The thing about heroics and adventuring, is that they are very fine to read about but to experience them will change your views on life. Like The Matrix, you’d do fine to never know it existed but knowing it exists and taking the red pill can you ever truly take the blue pill later on? Probably not but I’ll ask Laurence Fishbourne if I ever meet him. I can’t remember if this is right or not but I think Tolkein examined just this in The Hobbit with Bard, the Guardsman of Lake Town, who slew Smaug the Dragon. He was a hero who just had no role in society when there was no need for a hero. That’s how Bilbo, in LoTR, and Gov. Lord feel.

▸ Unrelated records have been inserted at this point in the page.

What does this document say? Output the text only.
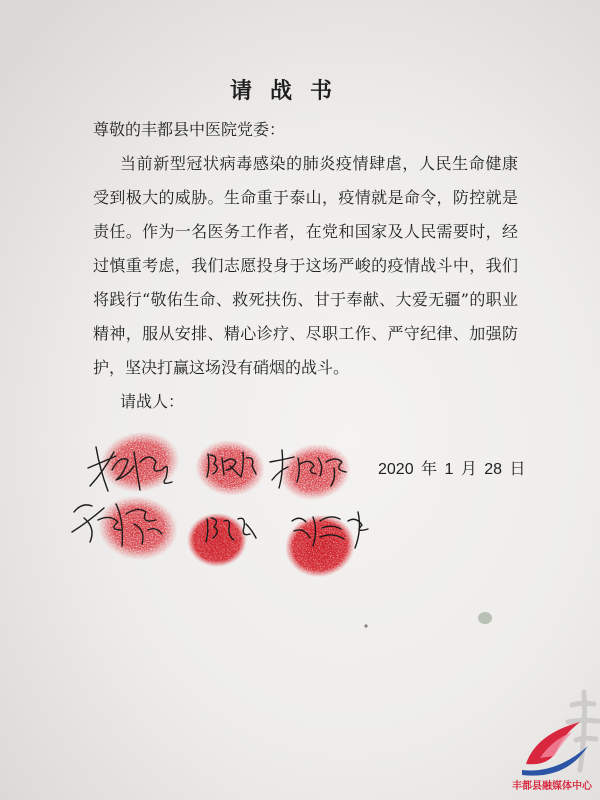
请战书
尊敬的丰都县中医院党委：
当前新型冠状病毒感染的肺炎疫情肆虐，人民生命健康
受到极大的威胁。生命重于泰山，疫情就是命令，防控就是
责任。作为一名医务工作者，在党和国家及人民需要时，经
过慎重考虑，我们志愿投身于这场严峻的疫情战斗中，我们
将践行“敬佑生命、救死扶伤、甘于奉献、大爱无疆”的职业
精神，服从安排、精心诊疗、尽职工作、严守纪律、加强防
护，坚决打赢这场没有硝烟的战斗。
请战人：
2020 年 1 月 28 日
丰都县融媒体中心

All these characters don’t seek adventure for adventure sake, I think they partially seek a return to youth as well. What I like is that none of them are presented as the whiney old white guy who wants to lose the spare-tire and get back to his high school life.


Jim Roeg said...

Okay, Jon--you've convinced me. I'm going to check this one out. I'm always curious to see how Canadian history gets presented in fictional form and it's nice to see comics (from Northwest Passage to Louis Riel) getting into the act. I'll be most interested to see how the book presents the First Nations characters...often a stumbling block for historical adventures like this! Interesting comparisons by the way. If someone had told me that Canadian history could be compared to either DKR or the Hobbit back in high school, I might have stopped doodling for ten minutes and paid attention!

joncormier said...

I know with all my fawning over this project it seems a little unbalanced. There is a bit of "Hollywood-ification" going on in this story. Some of the language isn't exactly historically accurate (at least how would anyone know) and some of the characters are a bit simplified, and the relationship as it is presented between the native peoples and the European settlers doesn't seem to be sugar coated to make it more digestable, although it is still there only not as pronounced as it can be in other stories.